Sometimes, the answer only becomes clear when you stop trying to work it out, and give in to the incongruity of things. I was buying some shopping at Sainsbury’s in Balham. I picked a check-out where the conveyor belt was empty and the cashier looked as if she was waiting for the next customer.
But as I started to unload my shopping, she looked up, shook her head and said:
‘Not closed.’
‘You’re closed?’ I said, thinking that must be what she meant.
‘Not closed,’ she insisted.
So I went on unloading my shopping. Upon which she shouted, ‘Not closed!’ and motioned at me to take my shopping back off the belt.
‘Not closed?’ I asked.
‘Not closed,’ she said.
And it was at this point that I uncharacteristically gave up arguing, for reasons I shall explain later, walked to the neighbouring check-out and unloaded my shopping there.As I was doing so, another customer started unloading her shopping at the ‘Not Closed’ counter.
‘Not closed!’ the cashier shouted at her as she put a tub of Lurpak on to the motionless belt.
‘Not closed?’ said the lady, looking as confused as I had been.
‘Not closed!’ the cashier shouted again.
‘You’re closed?’ the lady said, picking up the Lurpak.
‘Not closed!’ the cashier yelled, getting really quite agitated now.
‘I’m sorry,’ said the lady, putting the Lurpak back on to the belt, ‘I thought you said you were closed.’
‘Not closed!’ the cashier yelled, and motioned for her to take her items away.
‘Oh, you are closed?’ said the customer.
‘Not closed!’
And on it went. Just give up, I thought, as I watched her putting the tub of butter on and off the belt. Give up, throw in the towel, put your hands in the air. Admit that it makes no sense. There is no point fighting. The reason I had not even begun to fight, on this occasion, was that I had just spent several gruelling days trying to deny that I had called the RSPCA to a horse with bad feet.

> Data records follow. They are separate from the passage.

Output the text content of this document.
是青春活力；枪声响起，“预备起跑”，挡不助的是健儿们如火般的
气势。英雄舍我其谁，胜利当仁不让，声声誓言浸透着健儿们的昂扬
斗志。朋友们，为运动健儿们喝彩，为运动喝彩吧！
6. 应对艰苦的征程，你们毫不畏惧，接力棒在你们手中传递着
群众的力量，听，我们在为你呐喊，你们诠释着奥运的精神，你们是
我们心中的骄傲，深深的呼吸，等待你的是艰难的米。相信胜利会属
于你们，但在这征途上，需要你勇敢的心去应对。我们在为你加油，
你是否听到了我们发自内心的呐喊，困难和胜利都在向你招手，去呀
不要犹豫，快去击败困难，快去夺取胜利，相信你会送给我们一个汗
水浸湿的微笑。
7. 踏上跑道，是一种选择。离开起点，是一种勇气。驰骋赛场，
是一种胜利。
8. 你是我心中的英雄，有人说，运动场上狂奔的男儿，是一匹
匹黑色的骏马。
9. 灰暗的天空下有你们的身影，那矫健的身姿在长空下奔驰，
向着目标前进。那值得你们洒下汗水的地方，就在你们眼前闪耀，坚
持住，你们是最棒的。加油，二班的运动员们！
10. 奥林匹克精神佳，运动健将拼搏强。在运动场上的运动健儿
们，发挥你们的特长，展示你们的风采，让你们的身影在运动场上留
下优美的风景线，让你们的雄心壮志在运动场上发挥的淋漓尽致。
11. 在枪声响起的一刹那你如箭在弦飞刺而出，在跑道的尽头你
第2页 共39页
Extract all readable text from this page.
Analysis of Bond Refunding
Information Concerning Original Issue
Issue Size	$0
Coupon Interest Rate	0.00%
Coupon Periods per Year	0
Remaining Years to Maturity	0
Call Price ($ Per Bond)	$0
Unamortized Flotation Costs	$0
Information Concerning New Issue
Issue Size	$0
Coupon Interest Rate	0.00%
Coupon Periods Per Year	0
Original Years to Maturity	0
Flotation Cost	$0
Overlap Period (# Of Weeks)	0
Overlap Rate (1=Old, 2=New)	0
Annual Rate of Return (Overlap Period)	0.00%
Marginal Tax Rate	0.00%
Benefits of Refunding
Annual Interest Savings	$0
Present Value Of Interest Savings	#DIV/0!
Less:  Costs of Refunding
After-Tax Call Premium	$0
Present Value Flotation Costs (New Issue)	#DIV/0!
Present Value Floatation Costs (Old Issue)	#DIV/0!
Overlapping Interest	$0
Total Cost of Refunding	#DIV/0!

Several people in the village where I have my little weekend place had secretly called. But not me. I don’t have much confidence in the RSPCA. But what I had done was this: a few weeks ago, in this column, I called certain people who keep horses on the cheap ‘pikeys’. And so, because I used the p-word, it was concluded by the unofficial committee that decides things that it must be me who called the RSPCA.
I argued a bit. I pointed out that I have attacked the RSPCA publicly for political bias. But in the end, I decided not to deny it any more, because shouting the odds about how you are not one of the people who reported a horse with deformed feet is a bit like arguing that you are not gay. I might not be gay — at least I wasn’t the last time I checked — but I wouldn’t want to sue someone who said I was because there is nothing wrong with being gay in the first place.

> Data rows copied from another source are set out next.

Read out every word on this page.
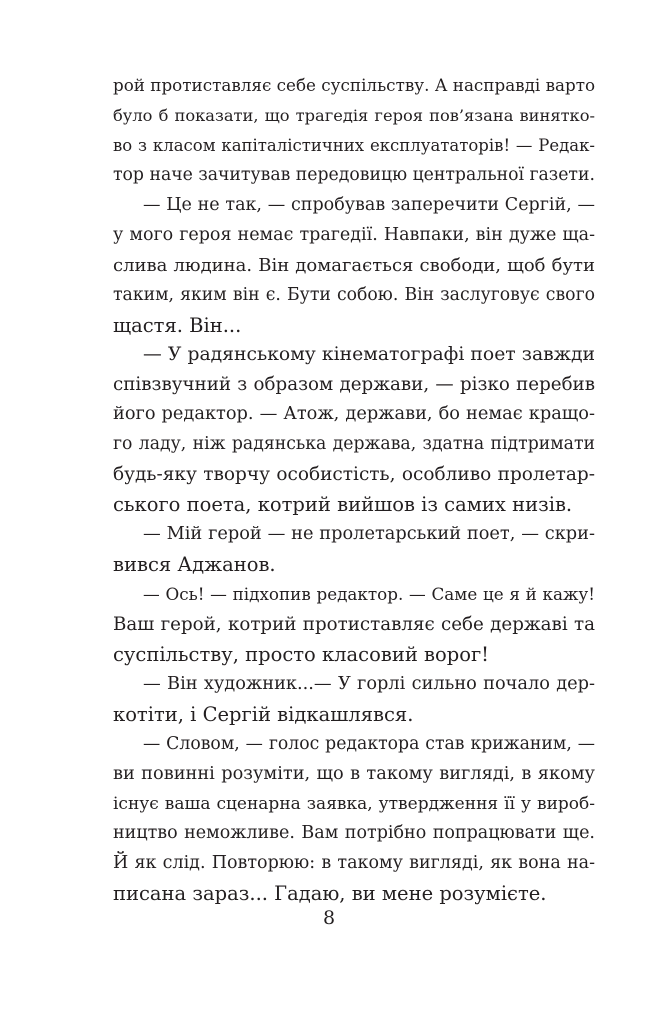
рой протиставляє себе суспільству. А насправді варто
було б показати, що трагедія героя пов’язана винятко-
во з класом капіталістичних експлуататорів! — Редак-
тор наче зачитував передовицю центральної газети.
— Це не так, — спробував заперечити Сергій, —
у мого героя немає трагедії. Навпаки, він дуже ща-
слива людина. Він домагається свободи, щоб бути
таким, яким він є. Бути собою. Він заслуговує свого
щастя. Він...
— У радянському кінематографі поет завжди
співзвучний з образом держави, — різко перебив
його редактор. — Атож, держави, бо немає кращо-
го ладу, ніж радянська держава, здатна підтримати
будь-яку творчу особистість, особливо пролетар-
ського поета, котрий вийшов із самих низів.
— Мій герой — не пролетарський поет, — скри-
вився Аджанов.
— Ось! — підхопив редактор. — Саме це я й кажу!
Ваш герой, котрий протиставляє себе державі та
суспільству, просто класовий ворог!
— Він художник...— У горлі сильно почало дер-
котіти, і Сергій відкашлявся.
— Словом, — голос редактора став крижаним, —
ви повинні розуміти, що в такому вигляді, в якому
існує ваша сценарна заявка, утвердження її у вироб-
ництво неможливе. Вам потрібно попрацювати ще.
Й як слід. Повторюю: в такому вигляді, як вона на-
писана зараз... Гадаю, ви мене розумієте.
8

‘It’s fine,’ I said to the latest in a long line of friends to call and inform me that I was being talked about as the culprit. ‘Let it be me.’
‘But that’s not fair,’ he said.
‘It’s not about what’s fair. It’s about what people think,’ I explained. ‘The two things are never going to be the same. The system needs a scapegoat. And I said the word pikey. I asked for it.’
It’s true. I should have known better. No one ever, in the history of telling jokes, has got away with calling anyone a pikey. Richard Hammond of Top Gear didn’t. And neither shall I. It looked for a few weeks as if I had got away with it. But that was just an illusion. So I am hereby apologising for my pejorative madness. I realise now that there is no such thing as a pikey. No one is a pikey. Pikey is a term which describes precisely no one on the entire planet. I cannot think why anyone thought fit to put the five letters together in the first place.
No chain-smoking, benefit-claiming horse-owner is a pikey. No one who leaves their horse in a field without trimming its feet, to save £20, is a pikey. These individuals are, most definitely, Not Pikey, I now realise. Oh, and looking back on it, it occurs to me what the ‘Not Closed’ cashier meant. The poor woman was, in fact, struggling with her till lid, which had become stuck in the up position. What she was trying to communicate was that the lid wouldn’t close, and so she could not serve another customer until someone fixed it.
Closed. Not Closed. Pikey. Not Pikey. You can see the difference now, can’t you?